Le régime transitoire de taxation qui en a résulté a substitué à l’importation le nouveau concept d’ « acquisition intracommunautaire » dont le fait générateur est l’obtention de la propriété économique d’un bien dans l’EM de destination. L’auto-liquidation de la TVA due sur les acquisitions intracommunautaires dans l’EM de destination a remplacé la perception de la TVA due sur les importations par les douanes lors du passage de la frontière.
D’autre part, de nouvelles mesures de coopération administrative et d’échanges d’information ont vu le jour afin de pallier la suppression des contrôles douaniers aux frontières intérieures de l’Union.
3. Si personne ne conteste que la suppression des contrôles douaniers aux frontières intérieures de la Communauté a permis de fluidifier la circulation des biens entre les Etats membres, il apparaît à l’épreuve du temps que le régime de l’auto-liquidation de la TVA sur les acquisitions intracommunautaires, d’une part, et les nouvelles mesures de coopération administrative et d’échanges d’informations entre les administrations des Etats membres, d’autres part, ne sont pas totalement
satisfaisants car ces mesures ne permettent de pallier que très partiellement les conséquences liées à la suppression des contrôles physiques de la circulation des biens aux frontières intérieures de l’Union.
D’une part, le régime transitoire a favorisé l’émergence d’un nouveau type de fraude à la TVA s’appuyant sur la circulation de biens en boucle (« carrousels »).
D’autre part, les entreprises voient généralement dans le régime transitoire de taxation un cadre juridique complexe induisant des formalités administratives additionnelles et qui est source
d’insécurité juridique.
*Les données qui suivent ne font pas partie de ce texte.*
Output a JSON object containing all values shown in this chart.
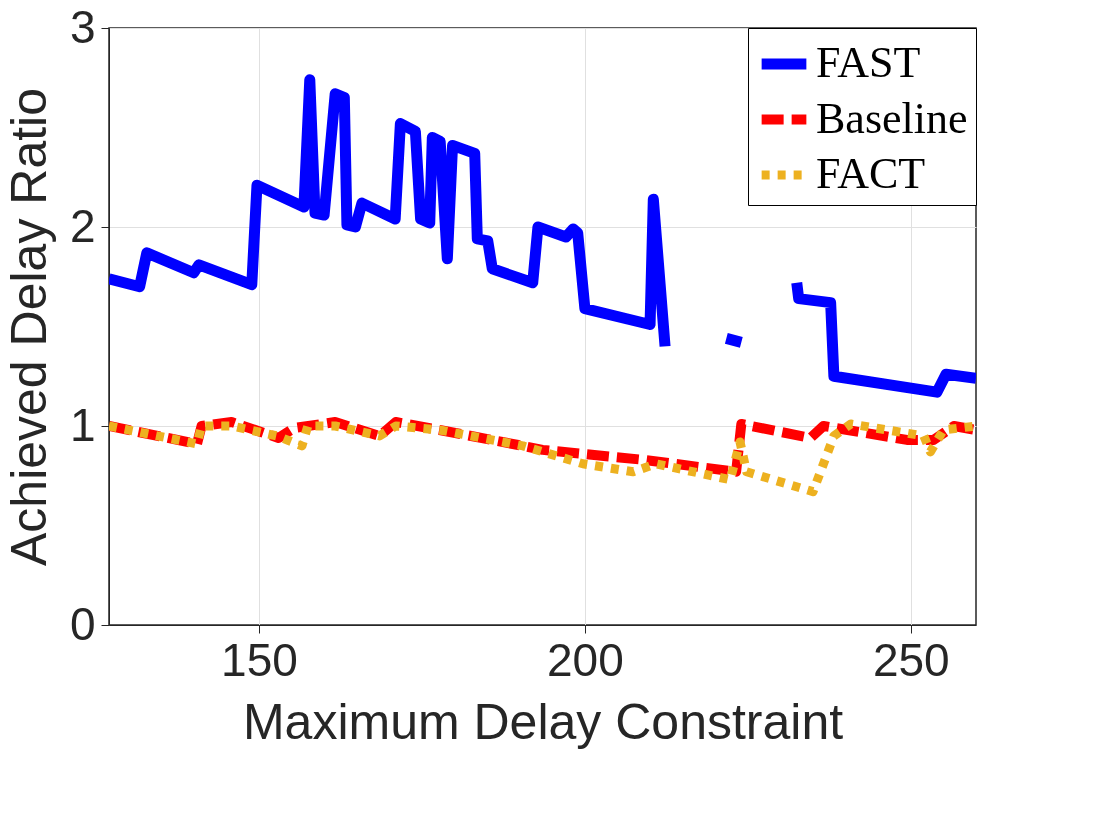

Par exemple, elles qui disposaient autrefois de documents douaniers d’exportation leur permettant de justifier les conditions d’exonération de leurs livraisons dans l’Etat membre d’origine sont depuis lors confrontées à l’obligation d’administrer cette preuve par d’autres documents dont la valeur probante peut être remise en cause par les services fiscaux selon le cas. Ainsi, la pratique montre que les entreprises peuvent être confrontées à des difficultés particulières lorsqu’elles n’ont pas la maîtrise des documents de transport (livraison aux conditions départ), notamment dans le cadre de ventes en chaîne (cf arrêt CJUE affaire C-245/04, Emag Handel Eder OHG).
Il demeure donc que dans sa forme actuelle, le régime transitoire de taxation n’est pas viable à long terme, ni pour les administrations nationales en raison des déperditions de matière imposable, ni pour les entreprises en raison des coûts supplémentaires et de l’insécurité juridique qu’il induit.
4. Faut-il pour autant s’en étonner ?
A cet égard, il n’est pas besoin de rappeler que le régime transitoire de taxation n’avait pas d’autre objectif que d’instaurer un moratoire suite à la suppression des frontières fiscales, lequel devait permettre de maintenir une taxation dans l’EM de destination en attendant une solution technique permettant d’assurer que le système de la TVA puisse fonctionner à l’échelle européenne dans le cadre d’un marché unique où la TVA serait perçue dans l’Etat membre d’origine et reviendrait à l’Etat membre de consommation.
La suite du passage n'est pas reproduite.